Domain Language # files # sentences # tokens (excl. EOS) # tokens (incl. EOS)
corp en 12 2002 52,847 54,849
corp fr 12 1977 61,107 63,084
corp nl 12 1988 54,233 56,221
equi en 34 3090 61,293 64,383
equi fr 78 2809 63,870 66,679
equi nl 65 3669 60,119 63,788
htfl en 190 2432 57,899 60,331
htfl fr 210 2177 57,204 59,381
htfl nl 174 2880 57,846 60,726
wind en 5 6638 64,404 71,042
wind fr 2 4770 69,759 74,529
wind nl 8 3356 58,684 62,040

5.6 Normalisation

The following normalisation procedures are applied to all available versions of the data:

  1. Unidecode to avoid encoding issues with the "unicodedata" Python package

    normalised_text = unicodedata.normalize("NFC", text_string_to_normalise)
  2. Make sure all dashes and quotes use the same characters

    dashes = ["-", "−", "‐"]
    double_quotes = ['"', '“', '”', '„', "„", "„"]
    single_quotes = ["'", "`", "´", "’", "‘", "’"]
    
    # fix double character quotes
    for double_quote in [',,', "''", "''", "‘’", "’’"]:
        if double_quote in text:
            text_string_to_normalise = text_string_to_normalise.replace(double_quote, '"')
    
    # fix single character dashes and quotes
    normalised_text = ""
    for char in text_string_to_normalise:
        if char in dashes:
            string_normalised += "-"
        elif char in double_quotes:
            string_normalised += '"'
        elif char in single_quotes:
            string_normalised += "'"
        else:
            string_normalised += char
  3. Replace a specifically accented I which could not be handled well with lowercasing

    normalised_text = text_string_to_normalise.replace("İ", "I")
  4. Remove very specific and rare special characters which cause problems with Transformers library

    problem_chars = ["", "", "", "", "œ"]
    for problem_char in problem_chars:
        normalised_text = text_string_to_normalise.replace(problem_char, "")

6. Updates

Changes version 1.0 > version 1.1

Changes version 1.1 > version 1.2

Changes version 1.2 > version 1.3

Changes version 1.3 > version 1.4

Changes version 1.4 > version 1.5

Not many changes to actual annotations, but major update to how the annotations are presented etc.:

7. Error Reporting

The ACTER dataset is an ongoing project, so we are always looking to improve the data.
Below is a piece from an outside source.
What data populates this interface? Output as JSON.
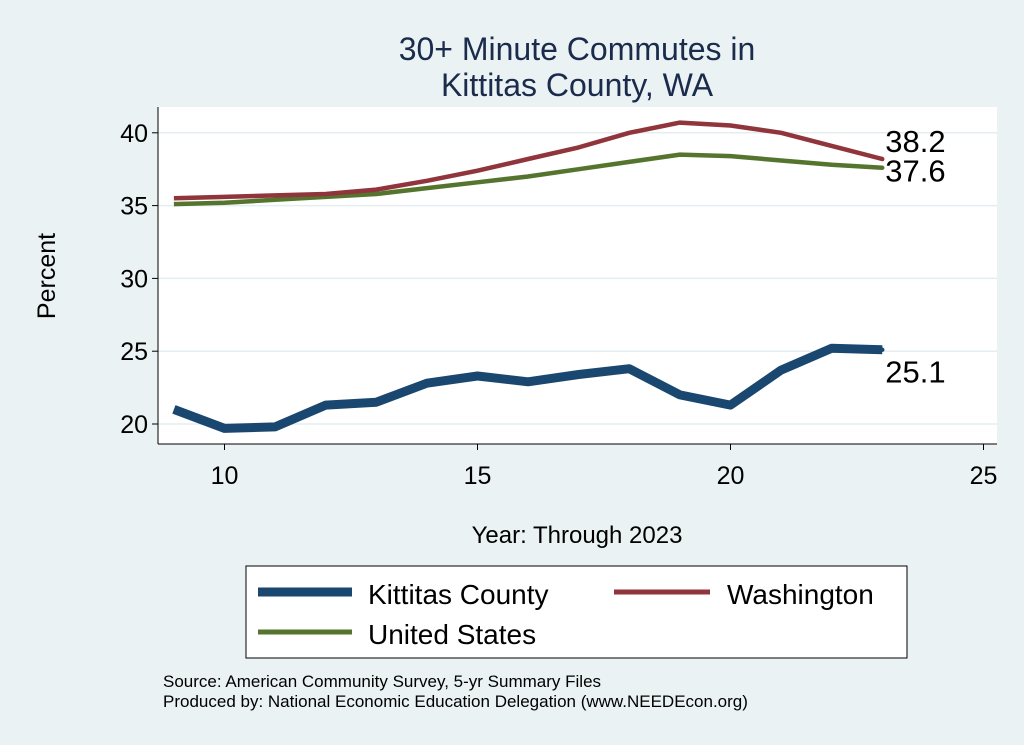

Any questions or issues regarding this dataset may be reported via the Github repository at: https://github.com/AylaRT/ACTER and will be addressed asap.

8. License

The data can be freely used and adapted for non-commercial purposes, provided the above-mentioned paper is cited and any changes made to the data are clearly stated.